More is being paid for his duties, dusting and chatting with Streisand during her occasional visits. He desperately needs the gig and, as a bonus, feels a “kind of rapture” hanging out in Streisand’s world. Yet even he comes to see that nirvana only lasts so long. At one point, More admits that “it was thrilling for a minute and then it got boring.” When he tells us he’s bored, well, he is speaking for some of us as well.
There is a wonderful comic exchange between More and Streisand; the actress haggles with him over the potential purchase price of a doll that she owns. Taylor’s comic timing is exquisite. But then the script repeats this kind of banter when Streisand returns and the bit wears thin.
This is where the realization that Buyer & Cellar is, at heart, a one-act rather than a full-length play would have helped. Bring out the scalpel and trim the verbose descriptions down to fighting weight. Give the audience time to digest the reams of opulence.
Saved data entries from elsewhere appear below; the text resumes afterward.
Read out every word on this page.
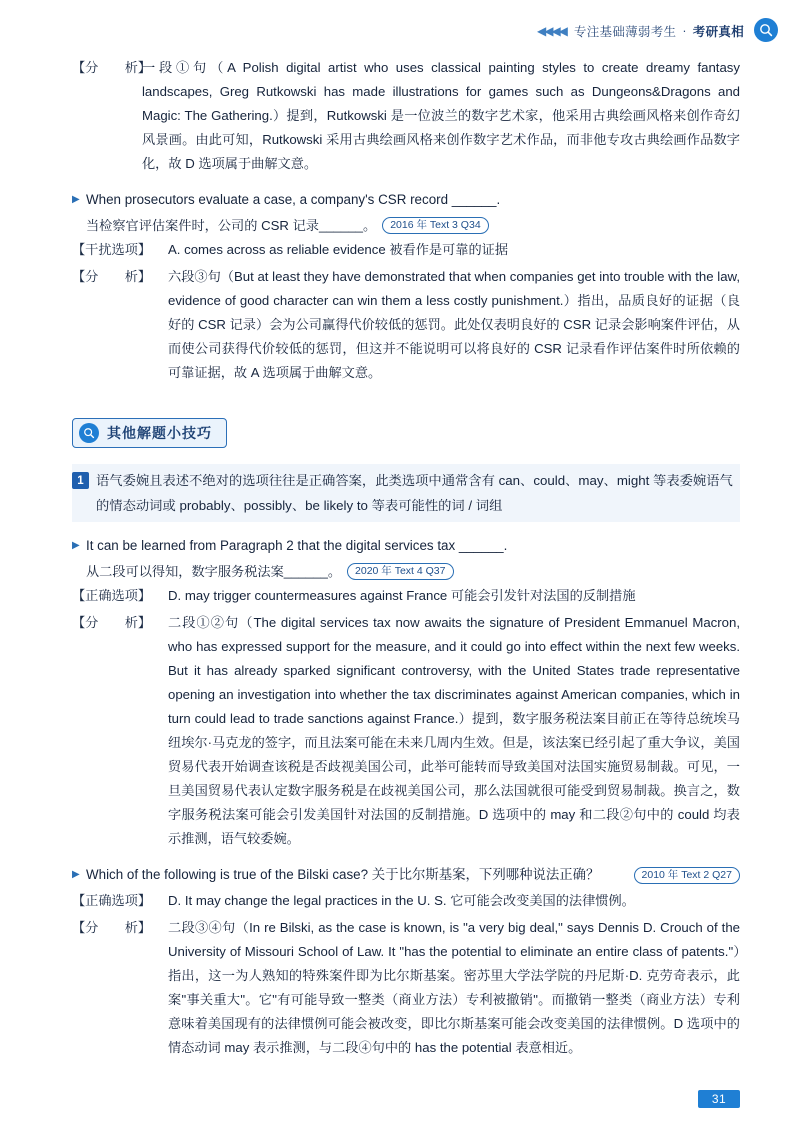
◀◀◀◀ 专注基础薄弱考生 · 考研真相
【分　　析】
一段①句（A Polish digital artist who uses classical painting styles to create dreamy fantasy landscapes, Greg Rutkowski has made illustrations for games such as Dungeons&Dragons and Magic: The Gathering.）提到，Rutkowski 是一位波兰的数字艺术家，他采用古典绘画风格来创作奇幻风景画。由此可知，Rutkowski 采用古典绘画风格来创作数字艺术作品，而非他专攻古典绘画作品数字化，故 D 选项属于曲解文意。
▶ When prosecutors evaluate a case, a company's CSR record ______.
当检察官评估案件时，公司的 CSR 记录______。	2016 年 Text 3 Q34
【干扰选项】	A. comes across as reliable evidence 被看作是可靠的证据
【分　　析】	六段③句（But at least they have demonstrated that when companies get into trouble with the law, evidence of good character can win them a less costly punishment.）指出，品质良好的证据（良好的 CSR 记录）会为公司赢得代价较低的惩罚。此处仅表明良好的 CSR 记录会影响案件评估，从而使公司获得代价较低的惩罚，但这并不能说明可以将良好的 CSR 记录看作评估案件时所依赖的可靠证据，故 A 选项属于曲解文意。
其他解题小技巧
1 语气委婉且表述不绝对的选项往往是正确答案，此类选项中通常含有 can、could、may、might 等表委婉语气的情态动词或 probably、possibly、be likely to 等表可能性的词 / 词组
▶ It can be learned from Paragraph 2 that the digital services tax ______.
从二段可以得知，数字服务税法案______。	2020 年 Text 4 Q37
【正确选项】	D. may trigger countermeasures against France 可能会引发针对法国的反制措施
【分　　析】	二段①②句（The digital services tax now awaits the signature of President Emmanuel Macron, who has expressed support for the measure, and it could go into effect within the next few weeks. But it has already sparked significant controversy, with the United States trade representative opening an investigation into whether the tax discriminates against American companies, which in turn could lead to trade sanctions against France.）提到，数字服务税法案目前正在等待总统埃马纽埃尔·马克龙的签字，而且法案可能在未来几周内生效。但是，该法案已经引起了重大争议，美国贸易代表开始调查该税是否歧视美国公司，此举可能转而导致美国对法国实施贸易制裁。可见，一旦美国贸易代表认定数字服务税是在歧视美国公司，那么法国就很可能受到贸易制裁。换言之，数字服务税法案可能会引发美国针对法国的反制措施。D 选项中的 may 和二段②句中的 could 均表示推测，语气较委婉。
▶ Which of the following is true of the Bilski case? 关于比尔斯基案，下列哪种说法正确？	2010 年 Text 2 Q27
【正确选项】	D. It may change the legal practices in the U. S. 它可能会改变美国的法律惯例。
【分　　析】	二段③④句（In re Bilski, as the case is known, is "a very big deal," says Dennis D. Crouch of the University of Missouri School of Law. It "has the potential to eliminate an entire class of patents."）指出，这一为人熟知的特殊案件即为比尔斯基案。密苏里大学法学院的丹尼斯·D. 克劳奇表示，此案"事关重大"。它"有可能导致一整类（商业方法）专利被撤销"。而撤销一整类（商业方法）专利意味着美国现有的法律惯例可能会被改变，即比尔斯基案可能会改变美国的法律惯例。D 选项中的情态动词 may 表示推测，与二段④句中的 has the potential 表意相近。
31
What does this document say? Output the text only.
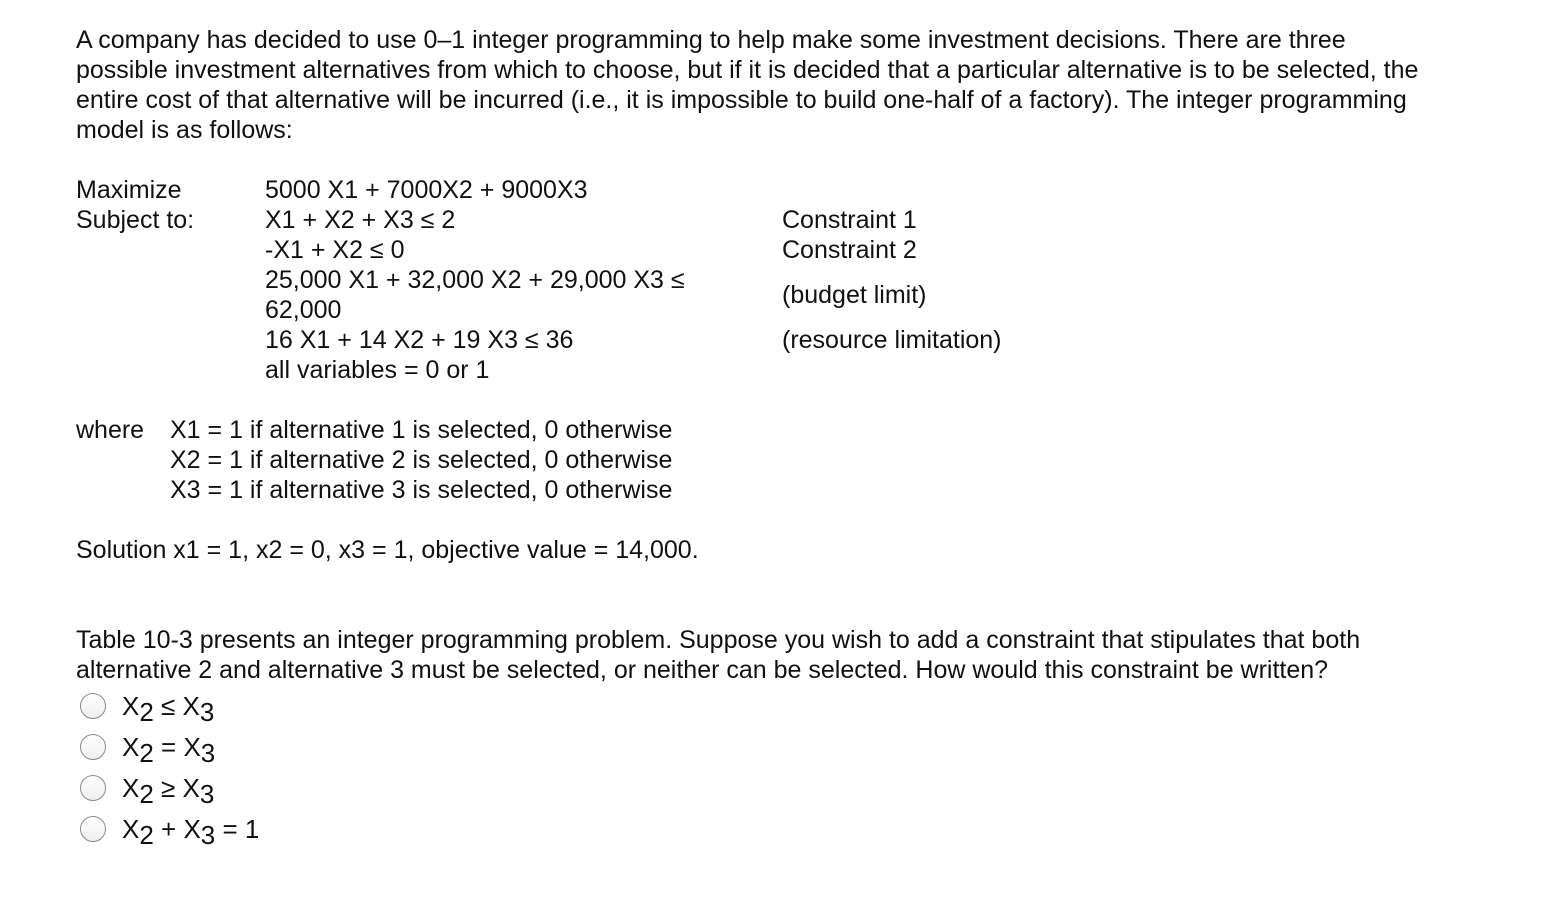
A company has decided to use 0–1 integer programming to help make some investment decisions. There are three
possible investment alternatives from which to choose, but if it is decided that a particular alternative is to be selected, the
entire cost of that alternative will be incurred (i.e., it is impossible to build one-half of a factory). The integer programming
model is as follows:
Maximize
Subject to:
5000 X1 + 7000X2 + 9000X3
X1 + X2 + X3 ≤ 2
-X1 + X2 ≤ 0
25,000 X1 + 32,000 X2 + 29,000 X3 ≤
62,000
16 X1 + 14 X2 + 19 X3 ≤ 36
all variables = 0 or 1
Constraint 1
Constraint 2
(budget limit)
(resource limitation)
where X1 = 1 if alternative 1 is selected, 0 otherwise
X2 = 1 if alternative 2 is selected, 0 otherwise
X3 = 1 if alternative 3 is selected, 0 otherwise
Solution x1 = 1, x2 = 0, x3 = 1, objective value = 14,000.
Table 10-3 presents an integer programming problem. Suppose you wish to add a constraint that stipulates that both
alternative 2 and alternative 3 must be selected, or neither can be selected. How would this constraint be written?
$X_2 \le X_3$
$X_2 = X_3$
$X_2 \ge X_3$
$X_2 + X_3 = 1$
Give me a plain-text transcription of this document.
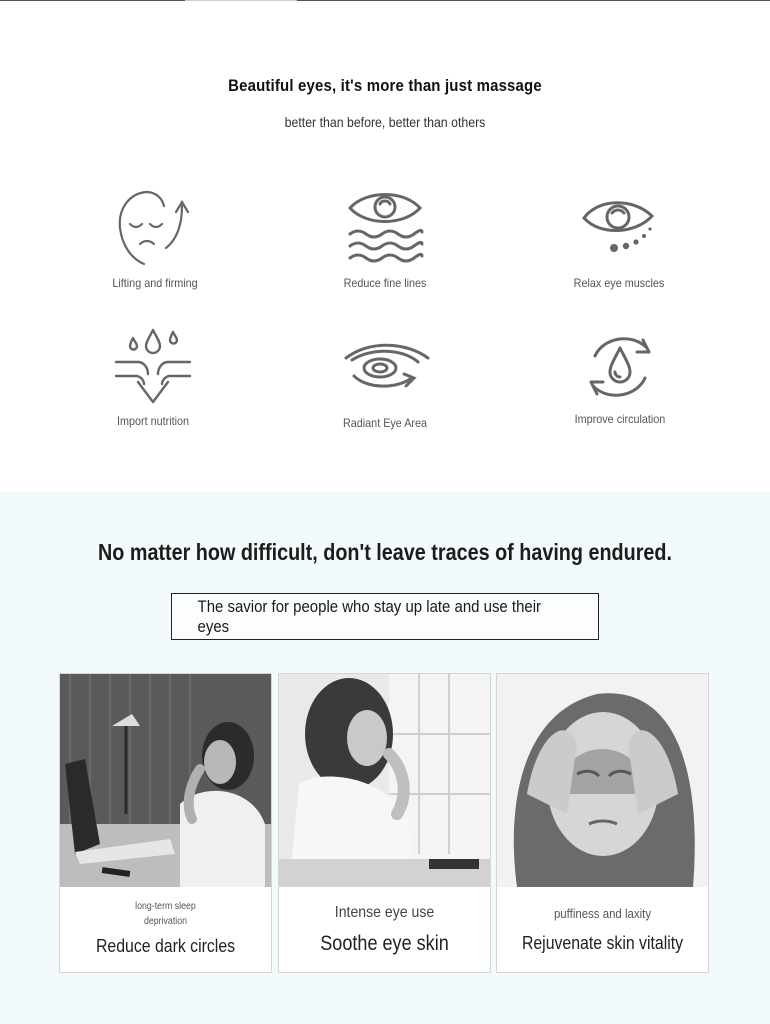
Beautiful eyes, it's more than just massage

better than before, better than others

Lifting and firming	Reduce fine lines	Relax eye muscles
Import nutrition	Radiant Eye Area	Improve circulation
No matter how difficult, don't leave traces of having endured.
The savior for people who stay up late and use their eyes
long-term sleep
deprivation
Reduce dark circles
Intense eye use
Soothe eye skin
puffiness and laxity
Rejuvenate skin vitality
Eliminate the all-too-frequent name dropping (Streisand’s films, songs, friendships, present and former husbands, as well as rumored and real dalliances with famous men). Cut down on the gratuitous mentions of More’s sexual couplings with his boyfriend (we hear when Alex gets lucky and when he doesn’t). Push the story away from its obsession with showbiz materialism and sprinkle in just enough tension so that the audience doesn’t become restless with the cataloguing. All of these excisions could be done without losing an iota of the hilarity and absurdity the script generates. In fact, it would make the play sharper, more entertaining. Less would be a benefit for More.
But let’s not look an alternative gift too closely in the mouth. As the year winds down and we find ourselves bombarded with high-octane holiday joyrides, the bright sparkle of this one-man extravaganza about the dizzying spell of celebrity is a welcome respite. There are plenty of laughs, provided you have the patience to wade through the wordiness. Like the fictional Christmas toy train that chugged in the now long-ago Jordan Marsh department store, Buyer & Cellar takes us to Streisand’s Enchanted Village. The catch is that, when too much time passes, gingerbread houses grow stale and crumble.